Wednesday, September 28, 2016

A Wet Setup for the Eastern U.S.

Much of the northeastern U.S. has been dealing with abnormally dry to extreme drought conditions this past summer and early fall. Some relief came in the past two weeks in the southern part of the region, but that last U.S. Drought Monitor still depicted large areas of severe to extreme drought in the Northeast, with dry conditions generally extending southwest long the Appalachians into northern Georgia and Alabama.

Showers and thunderstorms, some severe, are already rolling through western and central Virginia and central North Carolina.
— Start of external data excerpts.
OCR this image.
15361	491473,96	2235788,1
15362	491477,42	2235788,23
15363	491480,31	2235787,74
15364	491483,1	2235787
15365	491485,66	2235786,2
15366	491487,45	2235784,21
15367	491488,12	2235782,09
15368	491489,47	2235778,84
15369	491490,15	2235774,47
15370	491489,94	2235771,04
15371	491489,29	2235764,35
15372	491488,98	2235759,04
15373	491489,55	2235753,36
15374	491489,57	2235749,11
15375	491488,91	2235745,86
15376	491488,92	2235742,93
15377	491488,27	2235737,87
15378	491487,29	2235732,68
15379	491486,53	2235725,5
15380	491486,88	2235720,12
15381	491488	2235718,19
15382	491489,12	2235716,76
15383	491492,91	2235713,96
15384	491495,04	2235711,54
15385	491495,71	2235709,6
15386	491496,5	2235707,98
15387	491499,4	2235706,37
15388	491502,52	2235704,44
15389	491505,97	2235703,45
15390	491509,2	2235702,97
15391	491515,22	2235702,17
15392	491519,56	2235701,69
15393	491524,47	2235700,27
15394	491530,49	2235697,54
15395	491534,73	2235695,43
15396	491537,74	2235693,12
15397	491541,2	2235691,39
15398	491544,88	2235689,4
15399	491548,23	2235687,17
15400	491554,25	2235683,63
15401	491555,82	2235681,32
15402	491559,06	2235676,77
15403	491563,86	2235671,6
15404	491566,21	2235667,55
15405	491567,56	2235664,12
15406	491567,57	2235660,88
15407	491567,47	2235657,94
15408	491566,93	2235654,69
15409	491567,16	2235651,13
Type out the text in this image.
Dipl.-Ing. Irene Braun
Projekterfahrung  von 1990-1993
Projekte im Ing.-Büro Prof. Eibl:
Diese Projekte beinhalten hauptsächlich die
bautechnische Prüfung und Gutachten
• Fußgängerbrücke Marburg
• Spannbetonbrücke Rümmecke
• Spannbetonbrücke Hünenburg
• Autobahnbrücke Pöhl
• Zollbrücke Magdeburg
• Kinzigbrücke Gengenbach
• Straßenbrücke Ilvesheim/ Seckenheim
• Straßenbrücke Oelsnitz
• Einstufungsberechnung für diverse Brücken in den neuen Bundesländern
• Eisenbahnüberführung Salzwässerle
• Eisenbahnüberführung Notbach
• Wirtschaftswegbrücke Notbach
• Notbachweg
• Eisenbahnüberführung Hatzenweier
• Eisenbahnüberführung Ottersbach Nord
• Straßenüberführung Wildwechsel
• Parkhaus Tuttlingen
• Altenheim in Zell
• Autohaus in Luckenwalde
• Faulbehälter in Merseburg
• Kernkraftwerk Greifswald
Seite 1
This precipitation is associated with a somewhat complex surface system over the upper Ohio Valley and western North Carolina.

Surface map for 7:00 p.m. CDT Wednesday, September 28, 2016.

The surface system in turn is associated with a large closed upper low centered over central Indiana. That low has brought very cool weather to the Great Lakes and central Midwest along with the wet weather. Typically close or cutoff lows like this move very slowly, since they are separated from the overall jet stream flow. This upper low is expected to move very little over the next 48 to 72 hours, drifting south to northern Kentucky, then back north to northern Indiana.

500 millibar map for 7:00 p.m. CDT Wednesday, September 28, 2016

This kind of setup means a prolonged period of wet weather for the central Appalachians northward into New England. The heaviest rainfall is expected to be northeast of the low center. Over the next seven days the highest amounts are expected from the eastern Great Lakes across southern Pennsylvania into northern Virginia as well as southern New England.

Quantitative Precipitation Forecast for the 7-day period ending 7:00 p..m. CDT Wednesday, October 5, 2016.

The fly in the ointment at this point is Tropical Storm Matthew. It is currently located just east of the Windward Islands and is moving west. The latest forecasts take Matthew into the eastern and central Caribbean Sea by the weekend. Beyond that the forecast track for Matthew, which should by then be a hurricane, is uncertain and there is low confidence in the projected path.